A hybrid kind of fixed price agile is possible where detailed requirements are excellent and scope is tightly controlled by the Technical Lead.  In fixed price agile the customer can negotiate pragmatically with the Lead to swap out less important functionality in exchange for new, or to raise additional change requests as in a traditional waterfall project.  Internally the development is run using an agile methodology with the product owner embedded in the development team, but if a change affects effort, the developers must delegate to the technical lead to accept or reject change, keeping the project on track for time-line and budget.  It's slower than full agile because there's more paperwork overhead, but it's still preferable to developing as a waterfall project because many of the agile benefits can be harnessed.  For example, by doing iterations, the project team can learn to work more efficiently.

Tip: As in a waterfall project, this kind of fixed price agile must always contain contingency.  Only agree to fixed price, fixed scope agile when the User Story workshops or Inception has been completed, or the risk will be higher.  Higher risk must be reflected in an additional contingency charge.  
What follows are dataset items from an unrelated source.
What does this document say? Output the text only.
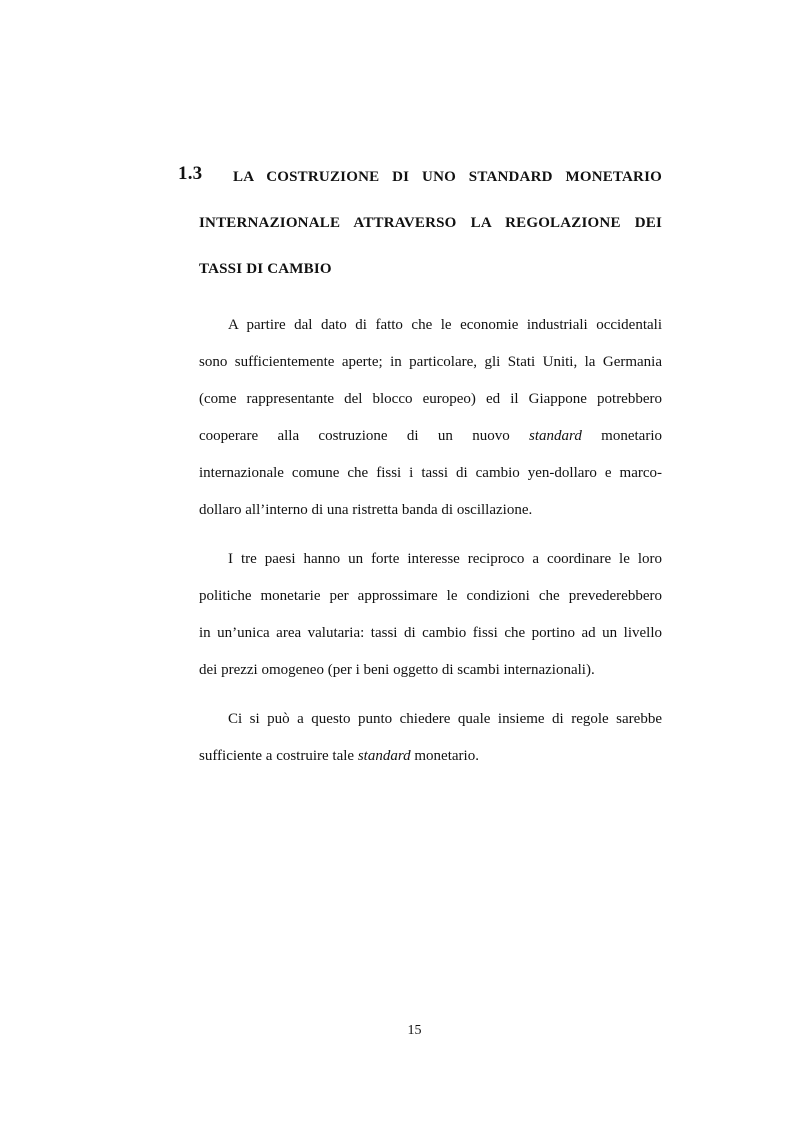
1.3 LA COSTRUZIONE DI UNO STANDARD MONETARIO
INTERNAZIONALE ATTRAVERSO LA REGOLAZIONE DEI
TASSI DI CAMBIO
A partire dal dato di fatto che le economie industriali occidentali
sono sufficientemente aperte; in particolare, gli Stati Uniti, la Germania
(come rappresentante del blocco europeo) ed il Giappone potrebbero
cooperare alla costruzione di un nuovo standard monetario
internazionale comune che fissi i tassi di cambio yen-dollaro e marco-
dollaro all’interno di una ristretta banda di oscillazione.
I tre paesi hanno un forte interesse reciproco a coordinare le loro
politiche monetarie per approssimare le condizioni che prevederebbero
in un’unica area valutaria: tassi di cambio fissi che portino ad un livello
dei prezzi omogeneo (per i beni oggetto di scambi internazionali).
Ci si può a questo punto chiedere quale insieme di regole sarebbe
sufficiente a costruire tale standard monetario.
15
Trap: Fixed price and fixed scope agile doesn't work well where the scope isn't clear or where there are many factors outside the control of the development team. This can be dependencies on external parties like web services and infrastructure or delays in approval processes for moving the software into a production environment. Of course these impediments can be tracked as change requests, but the additional paperwork for every small issue (to prove if it was originally in scope, write contracts etc), starts to make the approach look like waterfall.